Page 1 of 1

Page index error

Posted: Wed Mar 22, 2006 4:06 pm
by nick107
I am having a new problem with the following page and its child links not being indexed:

http://www.icsc.org/srch/rsrch/research ... /index.php

I see the following relevant error in the error.log:

http://www.icsc.org/srch/cgi/memberprin ... 060310.pdf Error translating via anytotx: <EXEC> command /usr/local/morph3/bin/anytotx returned exit code 1 0http://www.icsc.org/srch/rsrch/researchquarterly/index.php02 2006-03-22 00:31:31 Cannot pdf open /tmp/cvti03871a in the function do_epipdf_file (/usr/local/morph3/bin/anytotx -fpdf --timeout=120 --error-log=/usr/local/morph3/texis/IcscLive.4419a7c74/anytotx-errors.1656)
2006-03-22 00:29:4

Any ideas?

Page index error

Posted: Wed Mar 22, 2006 9:39 pm
by mark
Is the file larger than your max page size? Partial PDF's can't be processed.

Page index error

Posted: Thu Mar 23, 2006 3:47 pm
by nick107
Ok, I've set the max apge size to -1 and that error isn't showing up in the log anymore. For some reason, I still can't get it to most of the items on the dropdown on that page:

http://www.icsc.org/srch/rsrch/research ... /index.php

I tried to bypass it by setting up a "Page URL" on this page: http://www.icsc.org/srch/rsrch/research ... issues.txt

I did a new walk and the walk status shows:
Reading urls from URL http://www.icsc.org/srch/rsrch/research ... issues.txt

but I still can't see any of the url's when I go to "List/Edit URLs" and try this string or any other:

*/cgi/memberprint?datafile=rsrchquarterly/back/*

I can't find any problems in the error log either, any ideas? Am I just missing something obvious?

Page index error

Posted: Thu Mar 23, 2006 5:02 pm
by mark
issues.txt doesn't contain valid urls. They're missing http://

Page index error

Posted: Fri Mar 24, 2006 1:09 am
by nick107
Ah that makes sense. I fixed the text file now, but it looks like its trying to fetch these pages before it issues the custom primer url. So its returning the first link on that page as a login page and the rest as duplicates.
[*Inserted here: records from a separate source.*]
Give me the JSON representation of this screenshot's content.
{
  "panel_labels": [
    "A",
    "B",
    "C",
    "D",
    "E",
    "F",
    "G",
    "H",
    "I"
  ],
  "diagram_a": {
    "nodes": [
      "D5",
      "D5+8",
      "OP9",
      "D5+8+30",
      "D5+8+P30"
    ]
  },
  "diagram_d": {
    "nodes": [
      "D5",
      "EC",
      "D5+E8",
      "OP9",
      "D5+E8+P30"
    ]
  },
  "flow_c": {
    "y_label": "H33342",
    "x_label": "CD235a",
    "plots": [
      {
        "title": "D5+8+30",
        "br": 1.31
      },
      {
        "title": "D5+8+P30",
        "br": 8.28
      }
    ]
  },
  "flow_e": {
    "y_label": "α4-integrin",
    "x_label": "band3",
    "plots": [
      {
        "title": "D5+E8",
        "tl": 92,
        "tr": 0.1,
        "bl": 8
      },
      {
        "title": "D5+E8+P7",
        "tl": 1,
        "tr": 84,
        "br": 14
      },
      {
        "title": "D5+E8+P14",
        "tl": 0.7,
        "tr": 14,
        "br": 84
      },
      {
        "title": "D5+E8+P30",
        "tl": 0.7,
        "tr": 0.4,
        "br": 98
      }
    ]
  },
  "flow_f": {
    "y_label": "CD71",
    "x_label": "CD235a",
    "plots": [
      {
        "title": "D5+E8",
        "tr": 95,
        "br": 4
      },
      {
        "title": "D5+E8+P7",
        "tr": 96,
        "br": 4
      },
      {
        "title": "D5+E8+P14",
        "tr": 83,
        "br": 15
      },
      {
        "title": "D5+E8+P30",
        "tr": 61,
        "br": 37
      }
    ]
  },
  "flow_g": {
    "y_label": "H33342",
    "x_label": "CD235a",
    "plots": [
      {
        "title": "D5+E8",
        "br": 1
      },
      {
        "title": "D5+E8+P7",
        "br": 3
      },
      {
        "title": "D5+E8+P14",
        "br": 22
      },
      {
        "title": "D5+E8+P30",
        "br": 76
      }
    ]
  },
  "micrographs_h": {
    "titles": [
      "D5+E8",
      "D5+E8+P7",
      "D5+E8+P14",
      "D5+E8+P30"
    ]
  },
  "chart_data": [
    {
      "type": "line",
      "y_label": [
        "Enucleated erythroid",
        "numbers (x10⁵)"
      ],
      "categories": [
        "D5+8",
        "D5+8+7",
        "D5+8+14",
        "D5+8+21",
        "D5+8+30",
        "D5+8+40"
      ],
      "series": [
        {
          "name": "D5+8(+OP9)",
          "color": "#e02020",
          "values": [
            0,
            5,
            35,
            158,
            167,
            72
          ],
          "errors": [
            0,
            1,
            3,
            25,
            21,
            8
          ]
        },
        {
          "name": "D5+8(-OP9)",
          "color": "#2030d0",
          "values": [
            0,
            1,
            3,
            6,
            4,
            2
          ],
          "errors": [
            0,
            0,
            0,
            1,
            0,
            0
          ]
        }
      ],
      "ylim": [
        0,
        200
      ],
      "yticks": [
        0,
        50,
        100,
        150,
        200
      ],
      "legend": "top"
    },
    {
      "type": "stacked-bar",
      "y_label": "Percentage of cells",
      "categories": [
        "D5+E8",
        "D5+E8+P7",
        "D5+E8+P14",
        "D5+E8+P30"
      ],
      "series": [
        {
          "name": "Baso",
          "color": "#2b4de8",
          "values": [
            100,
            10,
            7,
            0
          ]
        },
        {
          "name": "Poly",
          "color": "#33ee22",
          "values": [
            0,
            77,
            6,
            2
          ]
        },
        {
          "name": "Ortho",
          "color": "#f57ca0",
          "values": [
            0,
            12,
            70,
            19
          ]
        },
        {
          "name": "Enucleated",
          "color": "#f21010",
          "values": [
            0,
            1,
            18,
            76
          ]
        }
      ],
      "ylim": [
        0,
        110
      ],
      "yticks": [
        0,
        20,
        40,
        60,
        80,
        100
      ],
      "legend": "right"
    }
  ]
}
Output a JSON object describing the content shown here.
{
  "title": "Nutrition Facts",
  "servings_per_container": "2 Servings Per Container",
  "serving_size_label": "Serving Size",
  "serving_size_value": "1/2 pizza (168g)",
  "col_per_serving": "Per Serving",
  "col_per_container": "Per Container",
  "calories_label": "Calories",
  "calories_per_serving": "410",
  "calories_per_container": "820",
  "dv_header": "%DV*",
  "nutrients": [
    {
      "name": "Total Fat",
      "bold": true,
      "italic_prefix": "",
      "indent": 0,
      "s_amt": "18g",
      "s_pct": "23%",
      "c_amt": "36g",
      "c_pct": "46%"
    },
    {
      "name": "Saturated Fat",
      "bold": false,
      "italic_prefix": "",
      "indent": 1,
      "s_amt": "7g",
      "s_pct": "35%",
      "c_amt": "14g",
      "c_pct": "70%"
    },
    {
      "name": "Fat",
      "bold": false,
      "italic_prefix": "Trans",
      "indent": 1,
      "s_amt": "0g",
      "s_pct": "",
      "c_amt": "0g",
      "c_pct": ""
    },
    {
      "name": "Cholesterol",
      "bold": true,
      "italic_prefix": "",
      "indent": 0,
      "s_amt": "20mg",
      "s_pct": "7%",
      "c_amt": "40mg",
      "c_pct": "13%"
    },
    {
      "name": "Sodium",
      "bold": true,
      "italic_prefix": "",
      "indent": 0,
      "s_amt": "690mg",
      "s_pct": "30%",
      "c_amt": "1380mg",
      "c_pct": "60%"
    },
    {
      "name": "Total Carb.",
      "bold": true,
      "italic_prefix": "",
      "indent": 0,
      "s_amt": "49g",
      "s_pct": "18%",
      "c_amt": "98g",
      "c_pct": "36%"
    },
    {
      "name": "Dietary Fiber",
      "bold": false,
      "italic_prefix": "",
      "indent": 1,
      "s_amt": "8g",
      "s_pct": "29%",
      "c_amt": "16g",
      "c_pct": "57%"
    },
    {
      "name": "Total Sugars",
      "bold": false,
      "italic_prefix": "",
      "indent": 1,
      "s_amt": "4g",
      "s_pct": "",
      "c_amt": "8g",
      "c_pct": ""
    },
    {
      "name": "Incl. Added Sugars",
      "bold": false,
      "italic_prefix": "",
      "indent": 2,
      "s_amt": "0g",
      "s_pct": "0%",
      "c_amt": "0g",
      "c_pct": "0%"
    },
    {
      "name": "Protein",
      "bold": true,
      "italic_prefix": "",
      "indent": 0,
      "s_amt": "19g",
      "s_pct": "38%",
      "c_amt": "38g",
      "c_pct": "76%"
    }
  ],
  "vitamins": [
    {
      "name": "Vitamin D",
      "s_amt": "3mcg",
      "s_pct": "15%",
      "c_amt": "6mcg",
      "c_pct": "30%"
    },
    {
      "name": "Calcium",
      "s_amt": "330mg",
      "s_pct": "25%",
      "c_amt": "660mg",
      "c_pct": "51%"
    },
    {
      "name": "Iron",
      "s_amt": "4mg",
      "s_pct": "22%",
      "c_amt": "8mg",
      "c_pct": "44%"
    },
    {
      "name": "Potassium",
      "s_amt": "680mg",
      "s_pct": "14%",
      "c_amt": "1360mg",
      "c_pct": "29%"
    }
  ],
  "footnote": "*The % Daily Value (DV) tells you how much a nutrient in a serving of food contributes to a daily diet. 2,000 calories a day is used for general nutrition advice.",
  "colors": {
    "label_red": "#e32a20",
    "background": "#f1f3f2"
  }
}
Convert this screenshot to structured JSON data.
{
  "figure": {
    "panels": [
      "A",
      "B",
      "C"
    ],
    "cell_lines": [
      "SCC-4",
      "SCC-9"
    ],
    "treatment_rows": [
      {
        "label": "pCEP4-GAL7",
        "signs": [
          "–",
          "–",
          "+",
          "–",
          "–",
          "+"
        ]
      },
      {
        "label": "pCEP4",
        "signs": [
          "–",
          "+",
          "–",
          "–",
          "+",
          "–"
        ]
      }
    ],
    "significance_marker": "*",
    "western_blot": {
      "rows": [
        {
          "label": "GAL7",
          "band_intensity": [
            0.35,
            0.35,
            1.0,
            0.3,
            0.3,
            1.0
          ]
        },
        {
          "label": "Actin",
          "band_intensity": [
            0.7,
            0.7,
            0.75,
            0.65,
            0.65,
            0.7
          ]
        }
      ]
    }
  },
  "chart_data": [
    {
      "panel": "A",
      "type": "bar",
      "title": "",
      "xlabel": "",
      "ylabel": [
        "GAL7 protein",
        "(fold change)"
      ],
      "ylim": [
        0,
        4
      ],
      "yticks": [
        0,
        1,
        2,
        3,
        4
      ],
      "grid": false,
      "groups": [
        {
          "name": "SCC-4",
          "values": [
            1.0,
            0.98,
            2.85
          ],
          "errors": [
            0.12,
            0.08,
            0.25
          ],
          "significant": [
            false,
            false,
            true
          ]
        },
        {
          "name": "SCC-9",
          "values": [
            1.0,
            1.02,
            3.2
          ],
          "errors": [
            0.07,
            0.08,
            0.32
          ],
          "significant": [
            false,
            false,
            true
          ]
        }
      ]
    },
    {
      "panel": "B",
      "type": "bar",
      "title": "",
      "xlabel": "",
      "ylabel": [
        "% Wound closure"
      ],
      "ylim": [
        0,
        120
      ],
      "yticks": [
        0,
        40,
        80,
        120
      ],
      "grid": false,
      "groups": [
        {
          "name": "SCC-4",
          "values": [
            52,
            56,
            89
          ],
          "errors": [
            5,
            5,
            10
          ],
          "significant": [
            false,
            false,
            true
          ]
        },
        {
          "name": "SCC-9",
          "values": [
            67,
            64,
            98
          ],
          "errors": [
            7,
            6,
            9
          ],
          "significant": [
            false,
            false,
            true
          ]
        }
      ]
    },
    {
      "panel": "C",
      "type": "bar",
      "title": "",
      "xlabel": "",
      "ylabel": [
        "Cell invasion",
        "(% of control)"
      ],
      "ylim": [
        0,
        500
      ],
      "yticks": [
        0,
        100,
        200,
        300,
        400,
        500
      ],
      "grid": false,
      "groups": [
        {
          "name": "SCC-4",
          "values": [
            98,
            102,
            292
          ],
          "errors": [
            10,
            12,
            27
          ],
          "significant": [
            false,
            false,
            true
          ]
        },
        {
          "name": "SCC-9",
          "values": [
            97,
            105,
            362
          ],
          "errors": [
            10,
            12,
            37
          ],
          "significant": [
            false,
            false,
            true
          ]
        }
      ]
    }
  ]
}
I bypassed this by putting the custom primer url at the top of the list and updated the walk, but I had to remove the primer since it had the username/login.
How can I easily make this work?

Page index error

Posted: Fri Mar 24, 2006 6:22 am
by John
Add the issues.txt file as an additional URL in the Base URL field. You could also add it to Exclude by
Field to exclude the issues.txt from the index, but still index links.